En el interior del fuego primigenio, en la sopa calórica formada por tantos elementos distintos, se formó una combinación diabólica. El ADN del Paco y el de la Antonia empezaron a combinarse con las juntas de culata del Seat Panda, los peinecillos de colores, los collares y los trajes de faralaes. Tras unos segundos de profunda mutación, el fuego, una vez hecho su trabajo creador desapareció de golpe, el humo empezó a despejarse dejando en su lugar un enorme cráter ennegrecido. Y en el centro de él una criatura imponente, una criatura nueva, una criatura hija del fuego y el arte.

Alta, espectacular, con unas curvas imposibles y dos tetas como dos carretas. La piel, formada por un polímero mezcla de poliéster y plástico de collares recubría de negro azabache una figura musculosa y maciza, maciza en el sentido que entiendo los tíos por maciza. Coronando ese cuerpo escultural: La cabeza, pelo corto, negro, recogido con una corona de peinecillos de un nuevo material mucho más duro que el titanio, fruto de la mutación volcánica; las uñas del Paco pero negras, enormes, y del mismo material que los pinecillos.
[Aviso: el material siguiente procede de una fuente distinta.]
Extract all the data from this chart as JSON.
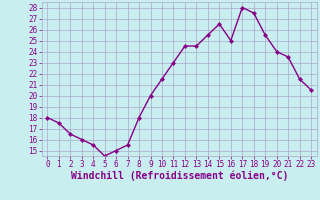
{
  "x": [
    0,
    1,
    2,
    3,
    4,
    5,
    6,
    7,
    8,
    9,
    10,
    11,
    12,
    13,
    14,
    15,
    16,
    17,
    18,
    19,
    20,
    21,
    22,
    23
  ],
  "y": [
    18.0,
    17.5,
    16.5,
    16.0,
    15.5,
    14.5,
    15.0,
    15.5,
    18.0,
    20.0,
    21.5,
    23.0,
    24.5,
    24.5,
    25.5,
    26.5,
    25.0,
    28.0,
    27.5,
    25.5,
    24.0,
    23.5,
    21.5,
    20.5
  ],
  "line_color": "#880088",
  "marker": "D",
  "markersize": 2.0,
  "linewidth": 1.0,
  "bg_color": "#c8eef0",
  "grid_color": "#aaaacc",
  "xlabel": "Windchill (Refroidissement éolien,°C)",
  "ylim_min": 14.5,
  "ylim_max": 28.5,
  "xlim_min": -0.5,
  "xlim_max": 23.5,
  "yticks": [
    15,
    16,
    17,
    18,
    19,
    20,
    21,
    22,
    23,
    24,
    25,
    26,
    27,
    28
  ],
  "xticks": [
    0,
    1,
    2,
    3,
    4,
    5,
    6,
    7,
    8,
    9,
    10,
    11,
    12,
    13,
    14,
    15,
    16,
    17,
    18,
    19,
    20,
    21,
    22,
    23
  ],
  "tick_fontsize": 5.5,
  "xlabel_fontsize": 7.0
}
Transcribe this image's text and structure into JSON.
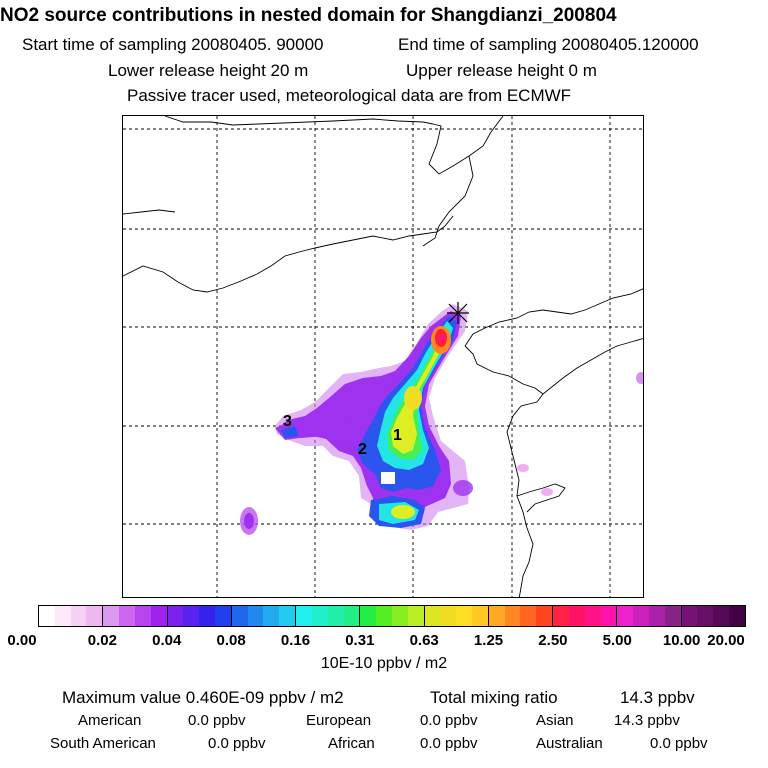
{
  "title": "NO2 source contributions in nested domain for Shangdianzi_200804",
  "header": {
    "start_label": "Start time of sampling 20080405. 90000",
    "end_label": "End time of sampling 20080405.120000",
    "lower_label": "Lower release height   20 m",
    "upper_label": "Upper release height    0 m",
    "note": "Passive tracer used, meteorological data are from ECMWF"
  },
  "map": {
    "source_labels": [
      "1",
      "2",
      "3"
    ],
    "receptor_marker": "receptor-star"
  },
  "colorbar": {
    "ticks": [
      "0.00",
      "0.02",
      "0.04",
      "0.08",
      "0.16",
      "0.31",
      "0.63",
      "1.25",
      "2.50",
      "5.00",
      "10.00",
      "20.00"
    ],
    "units": "10E-10 ppbv / m2",
    "segment_colors": [
      [
        "#ffffff",
        "#fde9fb",
        "#f8d2f6",
        "#f0b8f1"
      ],
      [
        "#dd99ee",
        "#cc66ee",
        "#b744ee",
        "#9f22ee"
      ],
      [
        "#7b22ee",
        "#5a22ee",
        "#3a22ee",
        "#2040ee"
      ],
      [
        "#2266ee",
        "#2288ee",
        "#22aaee",
        "#22ccee"
      ],
      [
        "#22eeee",
        "#22eecc",
        "#22eeaa",
        "#22ee88"
      ],
      [
        "#22ee44",
        "#55ee22",
        "#88ee22",
        "#bbee22"
      ],
      [
        "#dde622",
        "#eedd22",
        "#ffdd22",
        "#ffc822"
      ],
      [
        "#ffaa22",
        "#ff8822",
        "#ff6622",
        "#ff4422"
      ],
      [
        "#ff2244",
        "#ff1166",
        "#ff1188",
        "#ff11aa"
      ],
      [
        "#ee22cc",
        "#cc22bb",
        "#aa22aa",
        "#882288"
      ],
      [
        "#771177",
        "#660f66",
        "#550a55",
        "#440044"
      ]
    ]
  },
  "stats": {
    "max_label": "Maximum value  0.460E-09 ppbv / m2",
    "total_label": "Total mixing ratio",
    "total_value": "14.3 ppbv",
    "american_label": "American",
    "american_value": "0.0 ppbv",
    "european_label": "European",
    "european_value": "0.0 ppbv",
    "asian_label": "Asian",
    "asian_value": "14.3 ppbv",
    "south_american_label": "South American",
    "south_american_value": "0.0 ppbv",
    "african_label": "African",
    "african_value": "0.0 ppbv",
    "australian_label": "Australian",
    "australian_value": "0.0 ppbv"
  }
}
Los pies, descalzos pero igualmente recubiertos por ese polímero protector y con un nuevo talón prominente, como un enrome tacón de Manolo Balanik.

La mirada, la de Antonia, dotada de un nuevo poder penetrador que sufría ahora las inclemencias de la sobre exposición a la luz. La criatura buscó entre los escombros que ella misma coronaba, recogió las gafas de sol del Paco, milagrosamente intactas aunque nuevas, más grandes, más poderosas. Se las puso… mirando la destrucción que la rodeaba, la criatura pensó en su futuro, su destino, su misión, y su nombre. Acababa de nacer un nuevo superhéroe: La Ninja de los Peines.